Explore Hawaii, the Aloha State
We visited so many great places in Hawaii that there was not enough space in the journal to tell you about all of them. Did you enjoy learning about volcanoes in Hawaii? After visiting Kilauea Volcano, Sam wanted to explore more lava fields so we decided to drive around the Big Island.
In some parts of the island, we kept seeing white corals scattered around the black lava. We slowed down to take a better look and saw that corals were arranged in careful patterns, spelling out entire phrases. It was so unusual!

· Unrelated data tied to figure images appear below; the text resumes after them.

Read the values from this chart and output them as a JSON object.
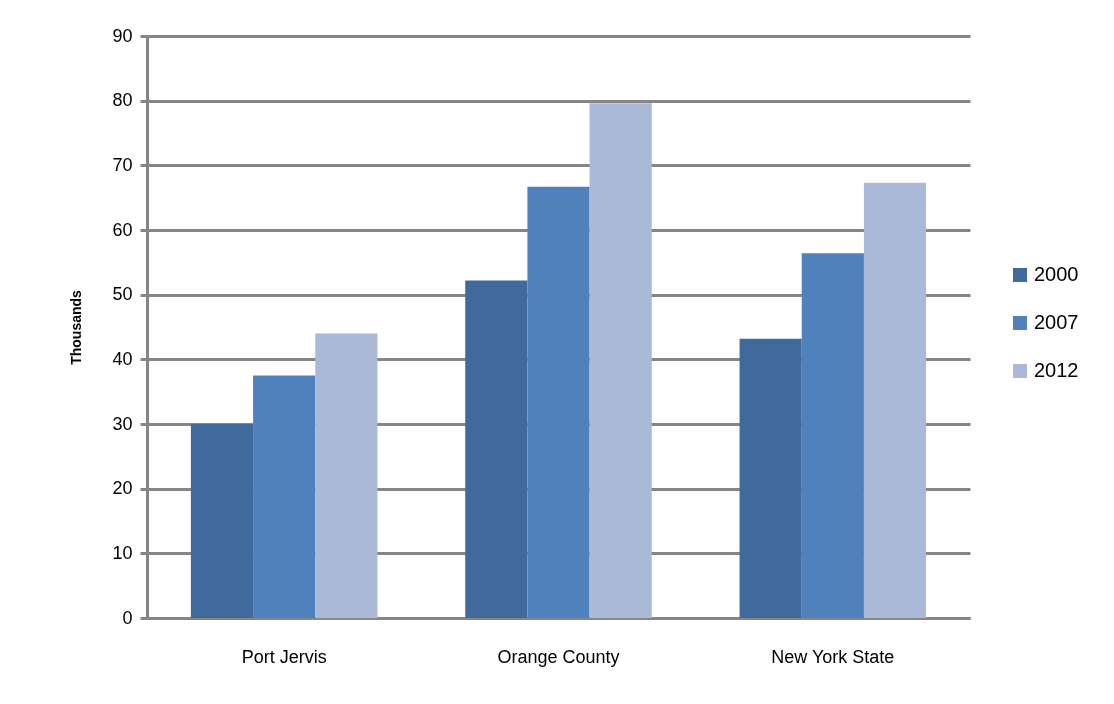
{
  "chart_data": {
    "type": "bar",
    "ylabel": "Thousands",
    "categories": [
      "Port Jervis",
      "Orange County",
      "New York State"
    ],
    "series": [
      {
        "name": "2000",
        "color": "#416a9c",
        "values": [
          30,
          52.2,
          43.2
        ]
      },
      {
        "name": "2007",
        "color": "#4f81bd",
        "values": [
          37.5,
          66.7,
          56.4
        ]
      },
      {
        "name": "2012",
        "color": "#aab9d7",
        "values": [
          44,
          79.6,
          67.3
        ]
      }
    ],
    "ylim": [
      0,
      90
    ],
    "yticks": [
      0,
      10,
      20,
      30,
      40,
      50,
      60,
      70,
      80,
      90
    ],
    "grid": "y",
    "legend": "right"
  }
}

We learned that locals and tourists created this tradition many years ago to simply send someone a message of love or friendship with the help of white corals.
Further along the coast, we noticed a sign for Puuhonua o Honaunau National Historic Park. We decided to stop there. Located on the Kona Coast, this park shows what Hawaii used to be like hundreds of years ago.

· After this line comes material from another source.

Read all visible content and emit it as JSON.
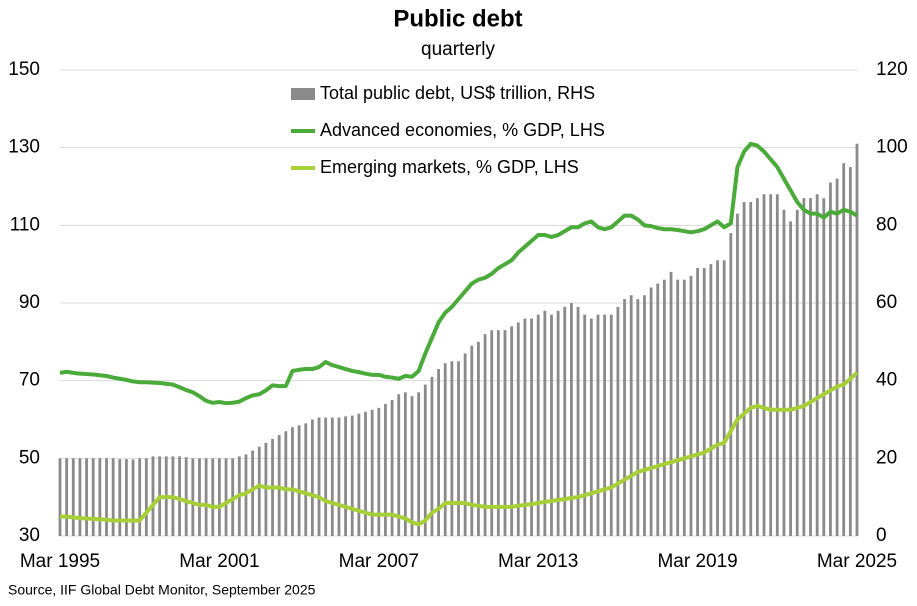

Some of the most important park features include the ruins of royal residences and a place of refuge called puuhonua. Back in the old days, defeated warriors and people who broke laws sought refuge behind a tall wall in the puuhonua because only there they could be pardoned and then return to their normal life. We took pictures of the wooden carved images – symbolic guards of the refuge on the beautiful black lava coast.

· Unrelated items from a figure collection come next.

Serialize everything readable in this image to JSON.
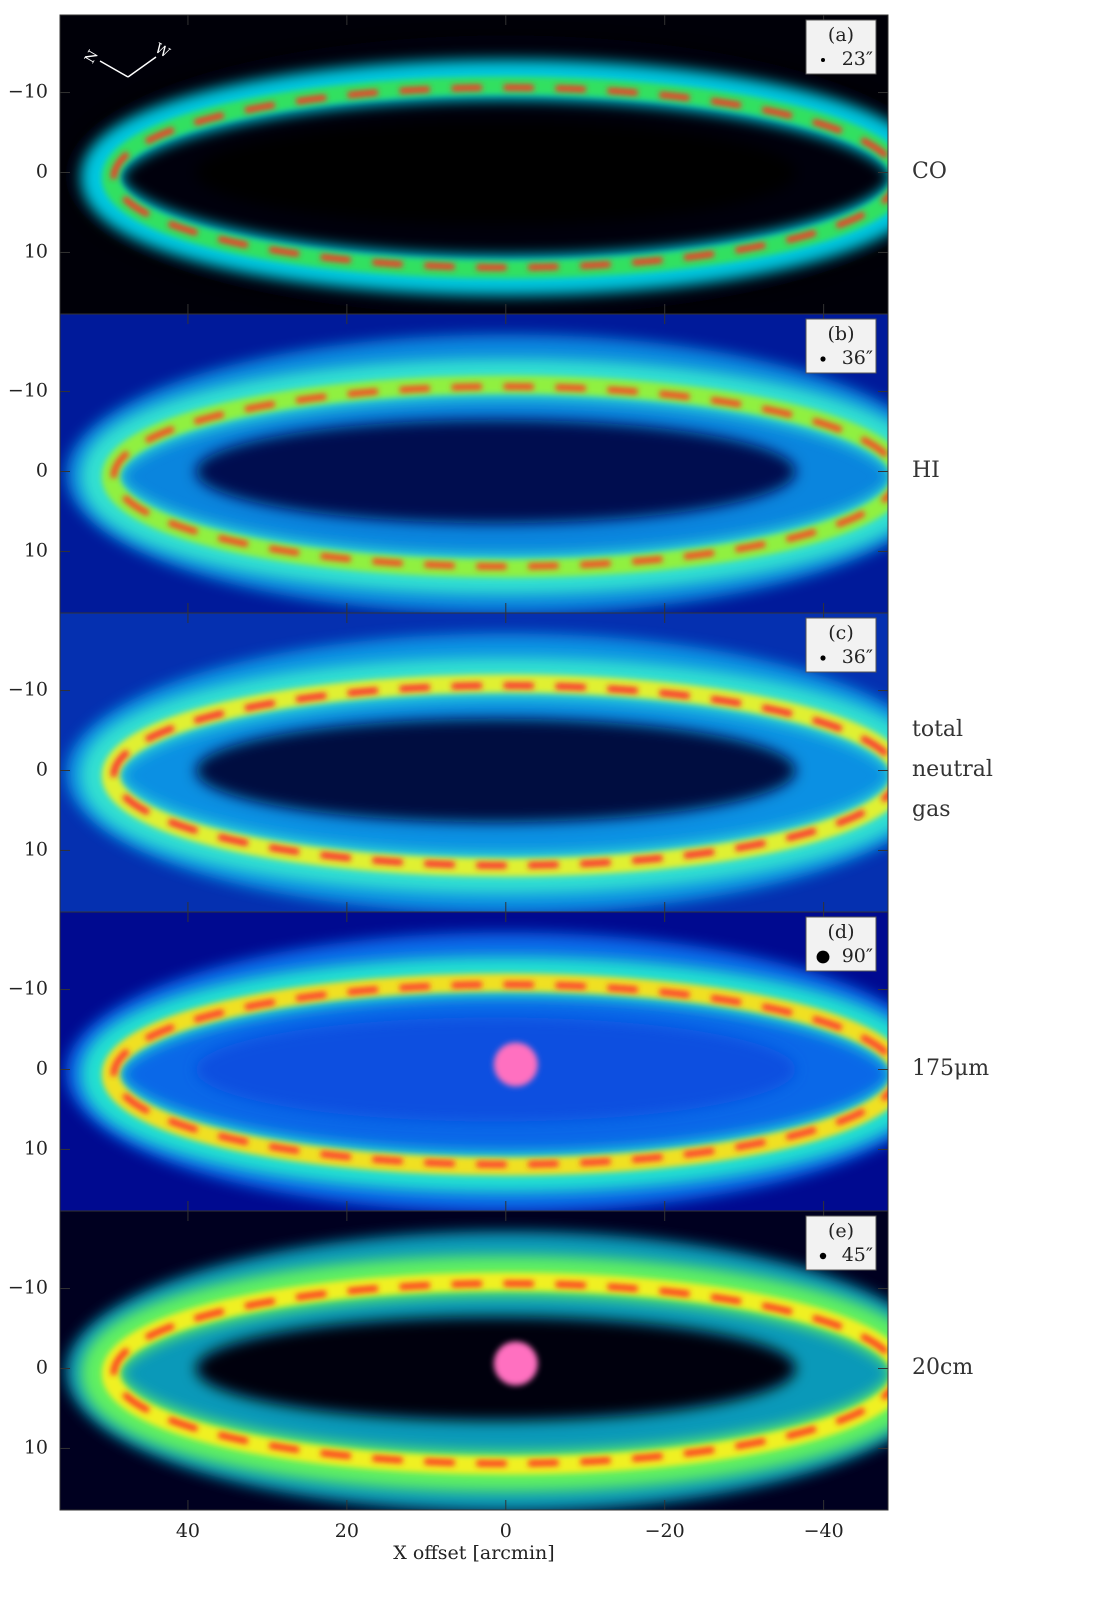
{
  "chart_data": [
    {
      "type": "image",
      "panel_label": "(a)",
      "beam": "23″",
      "label": "CO",
      "compass": [
        "N",
        "W"
      ],
      "xlim": [
        56.1,
        -48.1
      ],
      "ylim": [
        -19.7,
        17.7
      ],
      "xticks": [
        40,
        20,
        0,
        {
          "value": -20,
          "label": "−20"
        },
        {
          "value": -40,
          "label": "−40"
        }
      ],
      "yticks": [
        {
          "value": -10,
          "label": "−10"
        },
        0,
        10
      ]
    },
    {
      "type": "image",
      "panel_label": "(b)",
      "beam": "36″",
      "label": "HI",
      "xlim": [
        56.1,
        -48.1
      ],
      "ylim": [
        -19.7,
        17.7
      ],
      "xticks": [
        40,
        20,
        0,
        {
          "value": -20,
          "label": "−20"
        },
        {
          "value": -40,
          "label": "−40"
        }
      ],
      "yticks": [
        {
          "value": -10,
          "label": "−10"
        },
        0,
        10
      ]
    },
    {
      "type": "image",
      "panel_label": "(c)",
      "beam": "36″",
      "label": "total neutral gas",
      "xlim": [
        56.1,
        -48.1
      ],
      "ylim": [
        -19.7,
        17.7
      ],
      "xticks": [
        40,
        20,
        0,
        {
          "value": -20,
          "label": "−20"
        },
        {
          "value": -40,
          "label": "−40"
        }
      ],
      "yticks": [
        {
          "value": -10,
          "label": "−10"
        },
        0,
        10
      ]
    },
    {
      "type": "image",
      "panel_label": "(d)",
      "beam": "90″",
      "label": "175μm",
      "xlim": [
        56.1,
        -48.1
      ],
      "ylim": [
        -19.7,
        17.7
      ],
      "xticks": [
        40,
        20,
        0,
        {
          "value": -20,
          "label": "−20"
        },
        {
          "value": -40,
          "label": "−40"
        }
      ],
      "yticks": [
        {
          "value": -10,
          "label": "−10"
        },
        0,
        10
      ]
    },
    {
      "type": "image",
      "panel_label": "(e)",
      "beam": "45″",
      "label": "20cm",
      "xlabel": "X offset [arcmin]",
      "xlim": [
        56.1,
        -48.1
      ],
      "ylim": [
        -19.7,
        17.7
      ],
      "xticks": [
        40,
        20,
        0,
        {
          "value": -20,
          "label": "−20"
        },
        {
          "value": -40,
          "label": "−40"
        }
      ],
      "yticks": [
        {
          "value": -10,
          "label": "−10"
        },
        0,
        10
      ]
    }
  ]
}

After the Big Island, we flew to Molokai. It’s one of the less visited Hawaiian Islands because it is very quiet and rural. We couldn’t wait to get there, though, because Molokai is home to the world’s highest sea cliffs! The green rugged cliffs, or “pali” in Hawaiian, drop more than 3,000 feet into the Pacific Ocean.
We heard one of the best ways to visit the cliffs is by riding mules! We did a three-mile trek through the park. With beautiful views all around, it was a scary at first, but the mules did a great job of taking care of us.
Hawaii is such a special place. Keep scrolling through our Photos, Favorites, and Activities sections to continue the journey!
Sofia and Sam
At one of the luaus, I tried a Hawaiian coconut pudding called “haupia.” It was really good! Made of coconut milk and sugar, haupia looks like cream custard and is often used as a filling or topping for different cakes.
Animal: Green Sea Turtle
We saw green sea turtles in many parts of Hawaii. They get their name from the green color of their skin. Weighing up to 700 pounds, they are huge reptiles! Like other sea turtles, green turtles cannot pull their heads into their shells.
The capital of Hawaii, Honolulu, is a great city! I loved spending time in Waikiki neighborhood, which is most famous for Waikiki Beach. Lined by skyscrapers and palm trees, the beach is packed with tourists from all over the world.
Malasadas are similar in taste to doughnuts, but they don’t have holes in the middle. A dessert of Portuguese origin, malasadas are sometimes made with different fillings. My favorite malasada had a guava filling.
I loved watching beautiful peacocks strolling in parks and gardens on Maui. Did you know that only male birds (peacocks) have fancy blue-and-green tails? Female birds, or peahens, are usually brown or gray, with short tails.
Lahaina is a historical seaport city on the island of Maui. A former capital of Hawaii, Lahaina today is a popular spot to go on historic excursions and whale watching tours. Whales are a common sight off the Lahaina coast every winter and spring.
Craft: Sunset in a Bottle
Hawaii is known for its remarkably colorful sunsets and sunrises. Visitors never get tired of taking pictures of Hawaiian skies that look as if they were painted in different shades of yellow, orange, purple and red. Following the steps below, learn what makes the Hawaiian sunsets and sunrises colorful.
- 1 two-liter plastic bottle with a cap
- 1 cup whole milk
- Fill the bottle ¾ of the way with water.
- Add 1 tsp of milk into the water.
- Screw the cap on tightly and shake the bottle.
- Find a dark room for the next part of the experiment.
- Shine the flashlight at the bottle, holding the flashlight at a 90-degree angle.
- The water will now look blue.
- Slowly add more milk until the color blue scatters throughout the liquid.
- Add the remaining milk to the liquid, continuing to shine the flashlight at the bottle.
- Watch the liquid turn an orange-red color just like a sunset or sunrise in Hawaii.
Sunlight is made up of many different colors that we can't see. When sunlight shines through the atmosphere, it bounces off the different gases that make up the atmosphere and scatters around. This phenomenon is called scattering. Blue tends to scatter more than other colors, which is why the sky usually looks blue during the day. During sunsets and sunrises, however, the sun shines from a different angle, colliding with a different layer of the atmosphere. This makes other colors, such as orange and red, become visible to the eye.
A similar process happens during this experiment. When you shine light through the water bottle, the color blue begins to scatter around. As you add more milk to the water, the light traveling through a thicker liquid reveals different shades of orange and red.